Already media speculations had indicated that 21 names were contained in the list and that a former Lagos State governor, Babatunde Fashola; and a former Rivers State governor, Rotimi Amaechi, made it.

Also said to be on the list are Kayode Fayemi, a former governor of Ekiti State; a former governor of Anambra State, Chris Ngige; and a one-time governor of Abia State, Ogbonaya Onu, among others.
Saraki also on Thursday said the process of lawmaking in Nigeria would no longer be business as usual.
He said he would ensure that the National Assembly under his leadership was people-oriented.
The Senate president spoke in an interview with State House correspondents shortly after taking part in an event to mark the country’s 55th independence anniversary inside the Presidential Villa, Abuja.
He said, “I am hopeful and confident that the future is very bright. In the next few years, things will be even better.
“It will not be business as usual. We will ensure that the National Assembly will be people-oriented and will make laws that will make impact on Nigerians.”
In a separate interview, the Chief Justice of Nigeria, Justice Mahmud Mohammed, said the nation had been progressing on the right path.
“We will make it by the grace of God. We are on the right path,” he said.
But the National Chairman of the All Progressives Congress, Chief John Odigie-Oyegun, told reporters that the nation had finally discovered that it had been on the wrong path for long.
He said the nation had finally moved to the right path.
“At 55, we have finally discovered that we are on the wrong road.
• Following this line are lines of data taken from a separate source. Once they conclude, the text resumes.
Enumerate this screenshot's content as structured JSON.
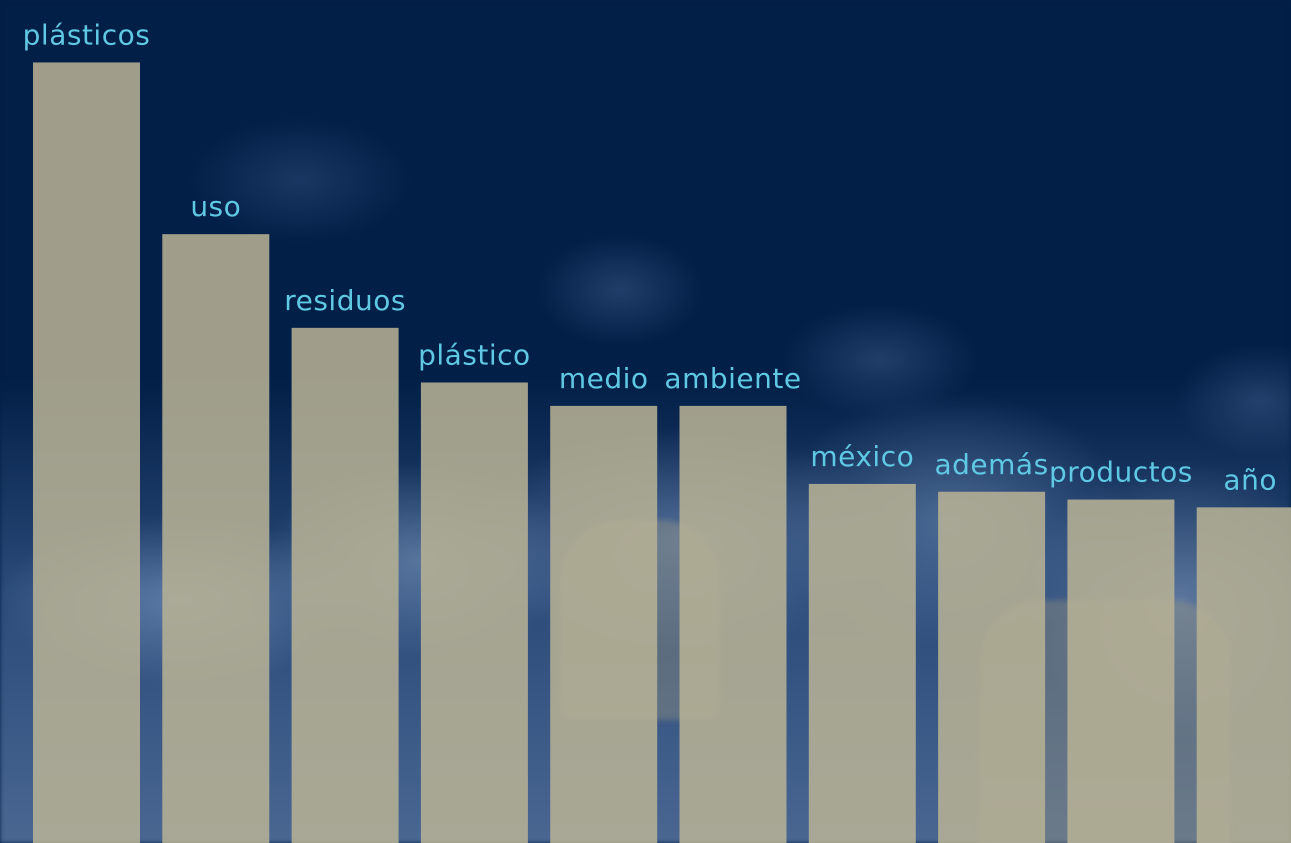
{
  "chart_data": {
    "type": "bar",
    "categories": [
      "plásticos",
      "uso",
      "residuos",
      "plástico",
      "medio",
      "ambiente",
      "méxico",
      "además",
      "productos",
      "año"
    ],
    "values": [
      100,
      78,
      66,
      59,
      56,
      56,
      46,
      45,
      44,
      43
    ],
    "ylim": [
      0,
      108
    ],
    "grid": false,
    "legend": "none",
    "bar_color": "#b6b095",
    "label_color": "#5fc8e3",
    "background_color": "#021f47"
  }
}
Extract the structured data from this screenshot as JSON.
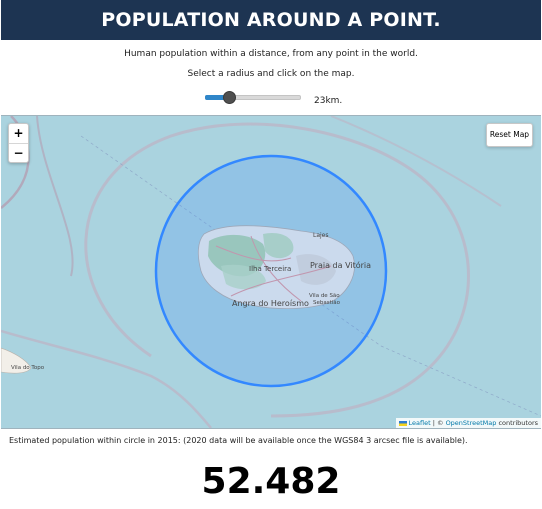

We have finally moved to the road that leads to progress, hope, employment, prosperity and that will lead to Nigeria finally attaining that greatness that God destined it for. We are on the way,” he said.
Meanwhile, the All Progressives Congress member representing Bauchi Central Senatorial District, Hamma Missau, said on Thursday that his colleagues, and not Senate President, Bukola Saraki, prevented Senator Ahmad Lawan from becoming the Senate Leader.
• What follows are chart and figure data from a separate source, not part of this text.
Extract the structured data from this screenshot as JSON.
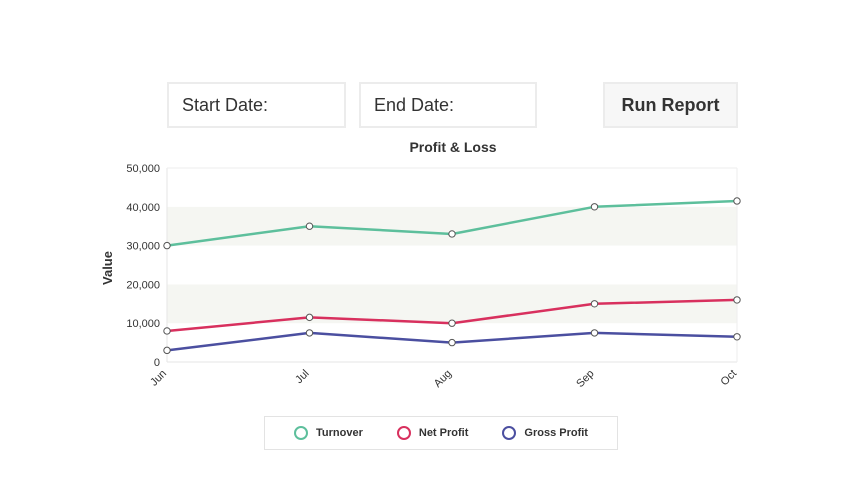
{
  "filters": {
    "start_date_label": "Start Date:",
    "end_date_label": "End Date:",
    "run_button_label": "Run Report"
  },
  "chart_data": {
    "type": "line",
    "title": "Profit & Loss",
    "xlabel": "",
    "ylabel": "Value",
    "ylim": [
      0,
      50000
    ],
    "yticks": [
      0,
      10000,
      20000,
      30000,
      40000,
      50000
    ],
    "ytick_labels": [
      "0",
      "10,000",
      "20,000",
      "30,000",
      "40,000",
      "50,000"
    ],
    "categories": [
      "Jun",
      "Jul",
      "Aug",
      "Sep",
      "Oct"
    ],
    "series": [
      {
        "name": "Turnover",
        "color": "#5dbf9c",
        "values": [
          30000,
          35000,
          33000,
          40000,
          41500
        ]
      },
      {
        "name": "Net Profit",
        "color": "#d8305e",
        "values": [
          8000,
          11500,
          10000,
          15000,
          16000
        ]
      },
      {
        "name": "Gross Profit",
        "color": "#4b4fa0",
        "values": [
          3000,
          7500,
          5000,
          7500,
          6500
        ]
      }
    ],
    "grid": "alternating horizontal bands",
    "legend_position": "bottom"
  }
}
Missau told journalists in Abuja that the APC caucus in the Senate had no option but to align with the position of their North-East colleagues who insisted on Senator Ali Ndume as their preferred choice for the seat.
He said the South-West caucus of the party for instance, had no issue with the choice of Senator Olusola Adeyeye as the Chief Whip by the party hence they elected him as their leader even when his name was on the party’s list submitted to the Senate President.
Misau, therefore, said that Saraki should not be blamed for the inability of Lawan to emerge as Majority Leader of the Eighth Senate as proposed by the leadership of the APC.
He explained that rather than blame Saraki, aggrieved party members should focus attention on the North-East caucus of the APC in the Senate, who overwhelmingly voted against the party’s choice.
“Out of the 11 Senators who are members of the caucus, eight voted for Ndume while three voted for Lawan and since politics is a game of numbers, the candidate with majority of the senators emerged as leader,” he said.
Misau noted that the explanation became necessary in view of the belief that the senate president deliberately antagonised the party leadership by refusing to name Lawan and the others into leadership positions.
He said, “Many people did not know or understand what happened then. Truly, many of us prefer Ndume to Lawan. The fact that Ndume contested the post of Deputy Senate President and at that time and he sought the support of most senators, made it easy for him to get our support.
“In any case, Senator Lawan never told anybody that he was interested in the post of the majority leader. We therefore voted for a person who actually lobbied and sought for our support. So, we take responsibility for our decisions. Nobody should blame the Senate President.
“The Senate President is just first among equals. He represents one district like every other senator. He is not like a state governor or President who has executive powers and discretion to select ministers and commissioners.
“The Senate President must always do what the senators want and must even carry along his colleagues at all times. Saraki is very popular among us today because he is always respecting our opinion and usually doing what we want.
“He has a way of relating to all of us as equals that we are and trying to aggregate the overall interest and position of majority in taking decisions. So, when we said we wanted Ndume as Senate majority leader, he could not have done otherwise.”